Daniel Warilow, former General Manager Son of a Gun (currently brand ambassador Olmeca Altos Tequila):
“I've had the pleasure of either working in or visiting some of the cleanest most well organized kitchens and bars in the world. None of which require gloves to be worn at all times. I've even been health department certified in 3 different states, including New York, Washington D.C. and California. They have always said that if you maintain a hand-washing program in your kitchen or behind your bar, you will be completely fine. Cross contamination can occur with or without gloves on; if you don't change your gloves you can still cross contaminate.
A moment that will never leave my mind happened at an airport bar. The gentleman behind the bar was wearing a pair of latex gloves. He came up to me with a menu that had most likely been passed around all day and handed it to me. When he took my drink order, he was leaning on the bar with both hands, still wearing the same gloves. He made me a Bloody Maria and scooped the ice from the ice well with his gloved hands, probably assuming he and everyone else would be safe since he was wearing gloves. He then garnished my Bloody Maria with his gloved hands and served it to me. When I handed him the cash in my pocket that had certainly exchanged many hands, he took that with his gloved hands and put it in the register. Not once did he remove that set of gloves. I've never not taken a sip of a drink I paid for until that day. I highly doubt I'll feel confident paying for drinks from someone wearing gloves ever again.”

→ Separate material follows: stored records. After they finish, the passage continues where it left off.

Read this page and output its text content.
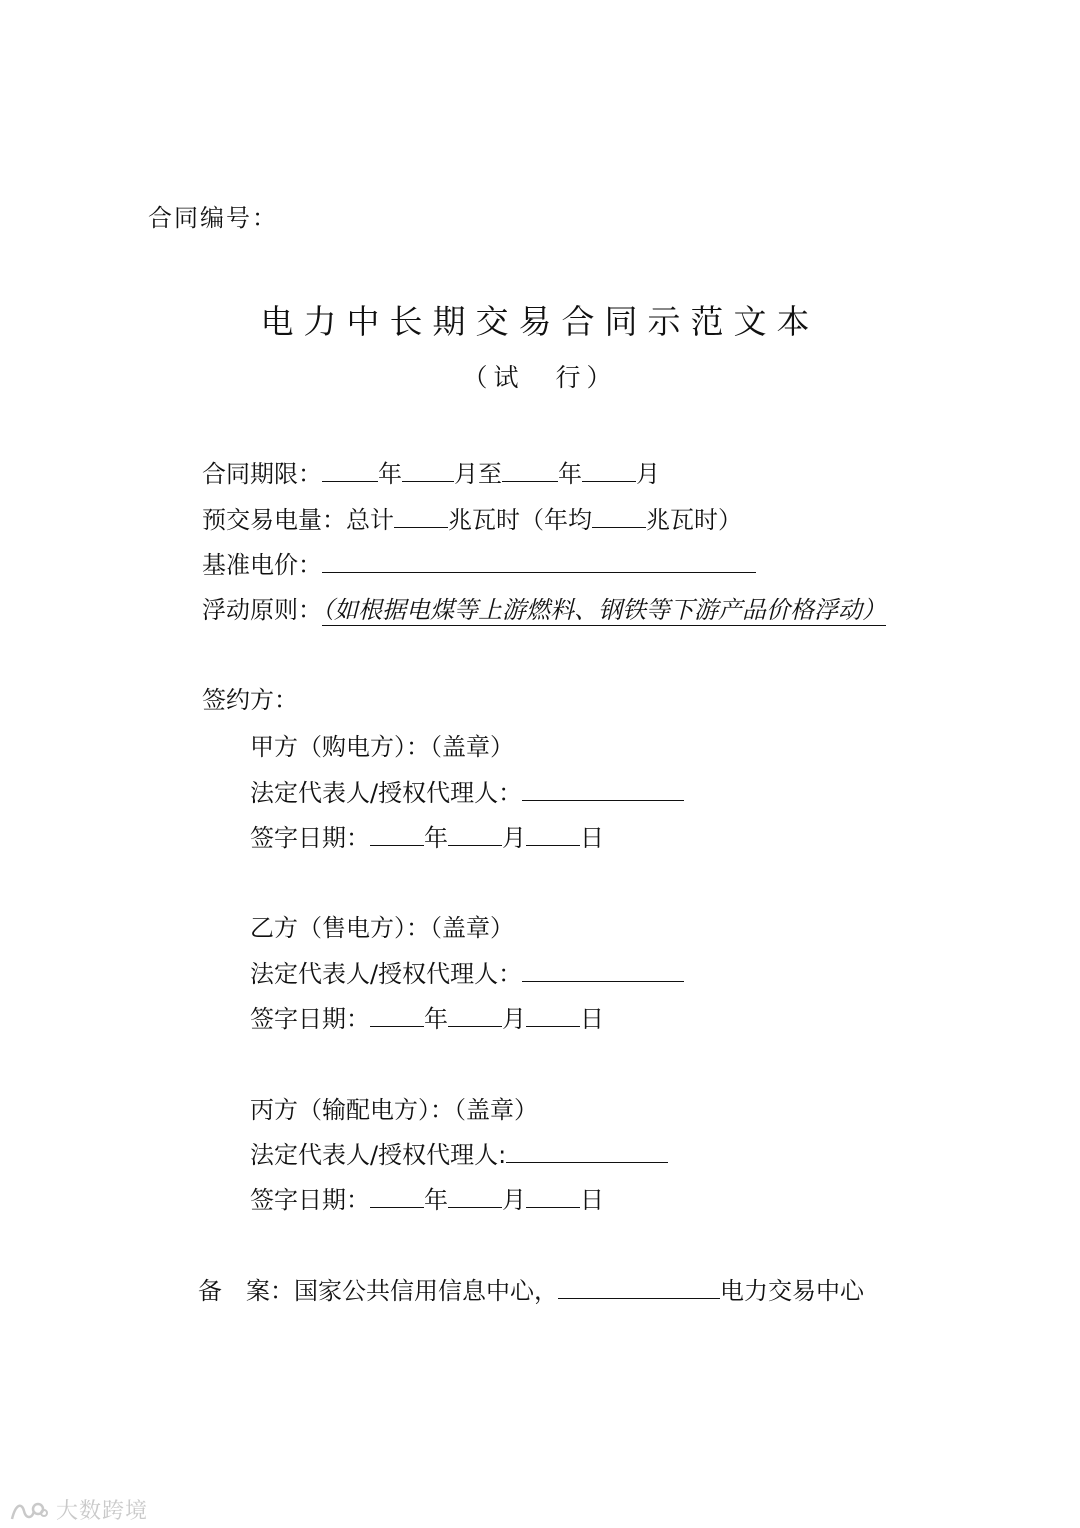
合同编号：
电力中长期交易合同示范文本
（试　行）
合同期限： 年 月至 年 月
预交易电量：总计 兆瓦时（年均 兆瓦时）
基准电价：
浮动原则：（如根据电煤等上游燃料、钢铁等下游产品价格浮动）
签约方：
甲方（购电方）：（盖章）
法定代表人/授权代理人：
签字日期： 年 月 日
乙方（售电方）：（盖章）
法定代表人/授权代理人：
签字日期： 年 月 日
丙方（输配电方）：（盖章）
法定代表人/授权代理人:
签字日期： 年 月 日
备　案：国家公共信用信息中心，	电力交易中心
大数跨境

It remains to be seen where this new law takes us. As Sue says, people are adaptable; bartenders and other service professionals do what is mandated in their business. Both Schimek and Warilow repeat that stringent hand washing regulations are already in place. Many have expressed concern over the outright waste and environmental damage created by single-use gloves. And, of course, there's the inevitable sloppiness of some servers, like the gent Warilow encountered. All this makes for some curious times ahead. Sounds like we could all use a stiff drink.